Manifestazioni nelle città dove vive la minoranza che chiede modifiche: federalismo, identità araba e Baas

Il presidente George Bush insiste nel definire il varo (senza votazione) della nuova Costituzione irachena come un fatto storico, dichiarando addirittura che il mondo deve esserne «orgoglioso»; e questo nonostante le critiche a quel testo arrivino a pioggia, anche da interlocutori autorevoli come il segretario generale della Lega araba Amr Mussa, e nonostante la prospettiva che il referendum del 15 ottobre abbia esito negativo nelle province sunnite (e forse non solo, dato che non tutti gli sciiti sono poi così esultanti).
Ciascuno naturalmente si consola come può e Bush loda il topolino, o piuttosto il mostriciattolo, partorito a Baghdad guardando soprattutto alle crescenti difficoltà che incontra in casa sua; vi è certamente un tocco di ironia nel fatto che il capo della Casa Bianca debba mostrarsi tanto entusiasta di una Costituzione che pone la sharia islamica quale cardine della legislazione nell’Iraq di domani. In verità è una contraddizione non nuova. Con la solerte opera dell’ambasciatore itinerante Zalmay Khalilzad, anche nell’Afghanistan del dopo-talebani si è spacciata per democratica una Costituzione quasi altrettanto islamica della precedente (e del resto erano stati ad esempio proprio i mujaheddin alleati di Washington a imporre per primi l’uso del burqa); ma si sa, per Bush e soci quello che conta non sono solo le etichette dispensate a basso costo, ma il controllo diretto – militare, politico ed economico – del Medio Oriente, e per questo fine tutti i mezzi sono buoni.

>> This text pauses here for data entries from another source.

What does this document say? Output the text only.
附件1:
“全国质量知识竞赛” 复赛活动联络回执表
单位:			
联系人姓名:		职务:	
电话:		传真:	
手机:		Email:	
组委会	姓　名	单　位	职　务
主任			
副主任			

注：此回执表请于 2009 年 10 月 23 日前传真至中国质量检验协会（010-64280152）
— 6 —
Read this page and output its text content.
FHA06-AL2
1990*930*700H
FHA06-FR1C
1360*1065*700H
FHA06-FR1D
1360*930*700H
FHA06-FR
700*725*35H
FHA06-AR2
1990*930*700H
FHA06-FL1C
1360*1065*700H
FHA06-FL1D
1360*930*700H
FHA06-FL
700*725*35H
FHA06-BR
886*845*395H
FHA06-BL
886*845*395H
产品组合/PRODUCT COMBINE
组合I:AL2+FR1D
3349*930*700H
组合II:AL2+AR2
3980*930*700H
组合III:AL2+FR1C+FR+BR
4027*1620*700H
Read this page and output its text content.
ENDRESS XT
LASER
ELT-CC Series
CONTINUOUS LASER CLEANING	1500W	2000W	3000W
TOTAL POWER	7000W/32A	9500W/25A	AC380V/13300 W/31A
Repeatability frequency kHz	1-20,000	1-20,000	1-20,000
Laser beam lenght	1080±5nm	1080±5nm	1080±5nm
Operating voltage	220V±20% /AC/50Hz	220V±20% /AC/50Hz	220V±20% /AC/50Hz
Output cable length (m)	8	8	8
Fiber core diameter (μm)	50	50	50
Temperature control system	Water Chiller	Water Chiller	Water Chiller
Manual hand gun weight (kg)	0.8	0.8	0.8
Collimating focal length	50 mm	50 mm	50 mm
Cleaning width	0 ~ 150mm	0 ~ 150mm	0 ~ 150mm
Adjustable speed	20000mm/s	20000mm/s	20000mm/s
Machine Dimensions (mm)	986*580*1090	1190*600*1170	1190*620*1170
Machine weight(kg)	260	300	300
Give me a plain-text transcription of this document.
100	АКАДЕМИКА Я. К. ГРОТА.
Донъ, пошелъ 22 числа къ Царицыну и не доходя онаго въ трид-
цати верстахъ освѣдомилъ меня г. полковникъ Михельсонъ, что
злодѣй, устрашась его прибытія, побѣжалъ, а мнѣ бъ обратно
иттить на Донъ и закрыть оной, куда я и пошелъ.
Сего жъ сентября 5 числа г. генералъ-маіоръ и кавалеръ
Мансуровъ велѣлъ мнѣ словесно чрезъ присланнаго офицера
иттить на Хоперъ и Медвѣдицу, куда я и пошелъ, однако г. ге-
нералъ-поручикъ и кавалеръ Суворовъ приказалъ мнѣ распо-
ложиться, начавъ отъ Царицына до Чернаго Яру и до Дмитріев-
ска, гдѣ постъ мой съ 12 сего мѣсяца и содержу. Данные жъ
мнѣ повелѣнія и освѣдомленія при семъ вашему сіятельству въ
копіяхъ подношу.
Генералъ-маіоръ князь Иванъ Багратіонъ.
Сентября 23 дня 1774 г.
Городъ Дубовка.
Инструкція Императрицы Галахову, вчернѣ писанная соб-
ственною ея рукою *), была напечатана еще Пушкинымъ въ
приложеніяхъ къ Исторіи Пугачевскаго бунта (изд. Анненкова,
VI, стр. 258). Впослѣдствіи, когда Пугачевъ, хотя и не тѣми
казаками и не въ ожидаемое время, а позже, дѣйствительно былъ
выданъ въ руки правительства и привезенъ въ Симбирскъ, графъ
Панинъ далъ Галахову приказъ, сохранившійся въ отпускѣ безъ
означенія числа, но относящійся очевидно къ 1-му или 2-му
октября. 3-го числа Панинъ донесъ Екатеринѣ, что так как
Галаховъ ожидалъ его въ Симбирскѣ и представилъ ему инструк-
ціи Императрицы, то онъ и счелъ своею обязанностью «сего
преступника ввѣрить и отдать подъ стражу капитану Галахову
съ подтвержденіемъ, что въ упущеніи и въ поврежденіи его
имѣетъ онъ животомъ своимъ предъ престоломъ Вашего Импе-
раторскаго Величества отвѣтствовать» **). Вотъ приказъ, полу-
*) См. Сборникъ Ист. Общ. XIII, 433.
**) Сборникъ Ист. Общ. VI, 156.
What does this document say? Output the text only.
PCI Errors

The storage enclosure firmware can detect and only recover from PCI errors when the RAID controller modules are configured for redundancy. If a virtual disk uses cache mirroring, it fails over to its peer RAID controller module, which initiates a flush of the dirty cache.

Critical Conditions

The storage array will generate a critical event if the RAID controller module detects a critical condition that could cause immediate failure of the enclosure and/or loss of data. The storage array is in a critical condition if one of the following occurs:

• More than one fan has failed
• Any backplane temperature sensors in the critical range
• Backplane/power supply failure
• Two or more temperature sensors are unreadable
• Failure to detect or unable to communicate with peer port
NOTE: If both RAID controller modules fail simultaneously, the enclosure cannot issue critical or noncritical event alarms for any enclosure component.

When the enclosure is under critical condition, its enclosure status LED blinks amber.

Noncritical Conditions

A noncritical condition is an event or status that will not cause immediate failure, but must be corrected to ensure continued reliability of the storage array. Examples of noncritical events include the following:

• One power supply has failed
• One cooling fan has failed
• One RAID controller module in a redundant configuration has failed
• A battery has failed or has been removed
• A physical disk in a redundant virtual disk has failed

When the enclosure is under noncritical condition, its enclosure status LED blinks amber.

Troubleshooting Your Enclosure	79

A Baghdad comunque il vento che tira va in tutt’altra direzione. Lo ha confessato involontariamente lo stesso presidente provvisorio, il curdo Jalal Talabani, che da un lato ha esortato gli iracheni a votare nel referendum del 15 ottobre e ad approvare il testo proposto, ma dall’altro ha detto candidamente che «se loro (i sunniti ndr) parteciperanno alle votazioni, allora la Costituzione probabilmente sarà bocciata e si dovranno svolgere nuove elezioni per creare una nuova commissione costituente». Una tela di Penelope insomma. E’ noto infatti che se in tre delle diciotto province irachene i due terzi degli elettori diranno «no» alla Costituzione, questa sarà nulla e non valida; e i sunniti di province ne controllano quattro, quelle del Triangolo centrale.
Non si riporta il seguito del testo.